Krebs im Erbgut: Millionen Österreicher ahnen nichts von ihrem Risiko
Rund eine von 300 Personen trägt eine Genveränderung, die das Krebsrisiko massiv erhöht. Das Brisante daran: Die meisten Betroffenen wissen es nicht. Zum Welt-Lynch-Syndrom-Tag am 22. März macht die Österreichische Krebshilfe auf das Risiko aufmerksam.
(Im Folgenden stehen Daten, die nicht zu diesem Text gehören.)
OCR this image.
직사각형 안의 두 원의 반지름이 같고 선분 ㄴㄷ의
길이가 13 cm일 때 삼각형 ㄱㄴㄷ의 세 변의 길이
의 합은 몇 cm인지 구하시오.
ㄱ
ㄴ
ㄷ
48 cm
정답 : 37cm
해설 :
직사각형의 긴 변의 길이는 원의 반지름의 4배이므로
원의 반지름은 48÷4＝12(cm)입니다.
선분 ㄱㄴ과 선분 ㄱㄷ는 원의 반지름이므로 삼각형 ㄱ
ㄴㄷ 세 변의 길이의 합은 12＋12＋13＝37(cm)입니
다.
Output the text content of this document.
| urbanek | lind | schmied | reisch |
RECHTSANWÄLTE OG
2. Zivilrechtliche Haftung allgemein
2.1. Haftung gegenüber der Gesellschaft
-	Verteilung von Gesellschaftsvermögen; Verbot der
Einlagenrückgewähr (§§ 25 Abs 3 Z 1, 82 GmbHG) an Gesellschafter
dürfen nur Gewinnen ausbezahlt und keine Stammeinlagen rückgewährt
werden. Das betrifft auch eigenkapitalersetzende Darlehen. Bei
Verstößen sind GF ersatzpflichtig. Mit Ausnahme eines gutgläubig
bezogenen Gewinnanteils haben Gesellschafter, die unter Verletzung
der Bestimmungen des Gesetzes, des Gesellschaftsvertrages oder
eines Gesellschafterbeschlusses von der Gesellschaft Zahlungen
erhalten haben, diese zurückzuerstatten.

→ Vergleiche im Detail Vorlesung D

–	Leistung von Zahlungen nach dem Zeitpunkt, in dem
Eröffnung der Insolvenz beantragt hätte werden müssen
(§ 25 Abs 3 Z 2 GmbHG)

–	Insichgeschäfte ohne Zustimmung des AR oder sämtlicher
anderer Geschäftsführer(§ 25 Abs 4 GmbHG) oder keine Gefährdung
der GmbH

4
Das Lynch-Syndrom ist eine angeborene Keimbahnmutation, die bereits bei der Geburt in allen Körperzellen vorhanden ist. Sie beeinträchtigt jene Reparaturmechanismen der DNA, die normalerweise Fehler im Erbgut korrigieren. Häufen sich diese Schäden an, steigt das Risiko für Krebs deutlich. Besonders häufig betroffen sind Dickdarm und Gebärmutterkörper, aber auch urologische Tumoren sowie bestimmte Formen von Hautkrebs können mit dem Syndrom zusammenhängen.
Krebshilfe-Präsident Univ.-Prof. Dr. Paul Sevelda betont: „Erbliche Krebsveranlagungen wie das Lynch-Syndrom rücken zunehmend in den Fokus der Krebsmedizin. Das Wissen um eine genetische Veranlagung ist kein unabänderliches Schicksal, sondern eine Chance für aktive Vorsorgeentscheidungen." Gleichzeitig stellt er fest: „Viele Betroffene wissen leider nicht, dass sie Träger einer entsprechenden Genveränderung sind."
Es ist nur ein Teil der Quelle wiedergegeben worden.